Caving is also physically grueling. During a typical trip to two caves, Lewis and his assistant had to scramble through a narrow passage while gripping rocks jutting out from each side, wade on hands and knees through freezing water and slog through "boot sticking" mud.

"My definition of a good cave trip is when you can stop the bleeding at the end of the day," Lewis said cheerily as he prepared to enter. Walking into the dark, the biologist started whistling "We're Off to See the Wizard," pausing to exclaim, "Get ready for the lions and tigers and bears!"

Shining his small head lamp on the traps that had lured small animals over two weeks, Lewis began inventorying the cave's inhabitants. His first haul included a spider, a primitive insect-like creature called a springtail that can catapult itself into the air to avoid predators, and an unpigmented millipede, which he examined while scanning the walls for live specimens.

One trap offered up a rare find, a tiny blind cave beetle called pseudanophthalmus. The water held another trove of creatures, including a blind white crayfish that was probably several decades old and a sand-colored sculpin fish with black spots that seemed to disappear into the muddy waters.

Some of the species of beetles were so small they looked like dots. Lewis said he would be able to distinguish them only under a microscope. "You have to think small when you do this," he said.

Once Lewis issues his final report next year, Garland said, the Conservancy will decide which caves might be worth buying to shield them from development. In the mid-1980s, the Conservancy paid $29,000 to buy Hubbard's Cave and the 50-acre forest that buffers it in McMinnville, Tenn., home to more than 100,000 federally endangered gray bats.

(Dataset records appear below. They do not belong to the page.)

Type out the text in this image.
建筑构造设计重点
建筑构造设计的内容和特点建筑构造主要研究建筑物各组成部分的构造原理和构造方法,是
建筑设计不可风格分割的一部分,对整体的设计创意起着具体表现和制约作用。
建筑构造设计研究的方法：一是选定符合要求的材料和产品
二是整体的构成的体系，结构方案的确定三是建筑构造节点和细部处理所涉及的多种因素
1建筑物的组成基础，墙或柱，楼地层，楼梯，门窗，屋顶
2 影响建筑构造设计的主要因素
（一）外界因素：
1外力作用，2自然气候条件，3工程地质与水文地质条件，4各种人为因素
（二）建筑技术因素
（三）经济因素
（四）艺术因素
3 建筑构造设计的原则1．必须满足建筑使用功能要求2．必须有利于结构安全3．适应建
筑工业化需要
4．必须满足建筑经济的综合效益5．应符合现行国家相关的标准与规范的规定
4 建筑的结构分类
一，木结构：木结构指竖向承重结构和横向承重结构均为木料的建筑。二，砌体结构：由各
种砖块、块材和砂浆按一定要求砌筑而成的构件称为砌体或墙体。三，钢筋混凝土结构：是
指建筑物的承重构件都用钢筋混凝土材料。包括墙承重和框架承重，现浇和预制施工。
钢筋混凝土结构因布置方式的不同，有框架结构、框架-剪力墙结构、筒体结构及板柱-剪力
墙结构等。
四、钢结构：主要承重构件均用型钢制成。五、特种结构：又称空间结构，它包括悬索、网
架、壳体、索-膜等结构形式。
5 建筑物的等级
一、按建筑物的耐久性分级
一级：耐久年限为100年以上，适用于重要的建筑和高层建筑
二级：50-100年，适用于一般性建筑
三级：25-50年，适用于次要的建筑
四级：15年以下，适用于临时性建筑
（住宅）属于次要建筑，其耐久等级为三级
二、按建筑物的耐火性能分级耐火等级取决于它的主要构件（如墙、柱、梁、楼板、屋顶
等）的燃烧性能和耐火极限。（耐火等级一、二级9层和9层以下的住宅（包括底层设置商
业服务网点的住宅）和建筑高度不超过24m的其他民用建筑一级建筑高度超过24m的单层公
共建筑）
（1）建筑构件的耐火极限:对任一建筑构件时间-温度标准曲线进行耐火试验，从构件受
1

"It's important to identify the caves that support a rare species before something happens to them," said Robert Currie, an Asheville, N.C.-based U.S. Fish and Wildlife biologist. "Knowing where something is is a first requirement before you can protect it."

While state officials could take some steps to guard the caves, their task is complicated by the fact that invertebrates such as the millipedes are not considered wildlife under state law and do not enjoy as many protections.

Some Tennessee animals such as the Indiana bat are on the brink of extinction, but Garland said she is optimistic that conservation advocates would be able to protect many plants and species.

"We still have so much in this state," she said. "We haven't lost everything yet."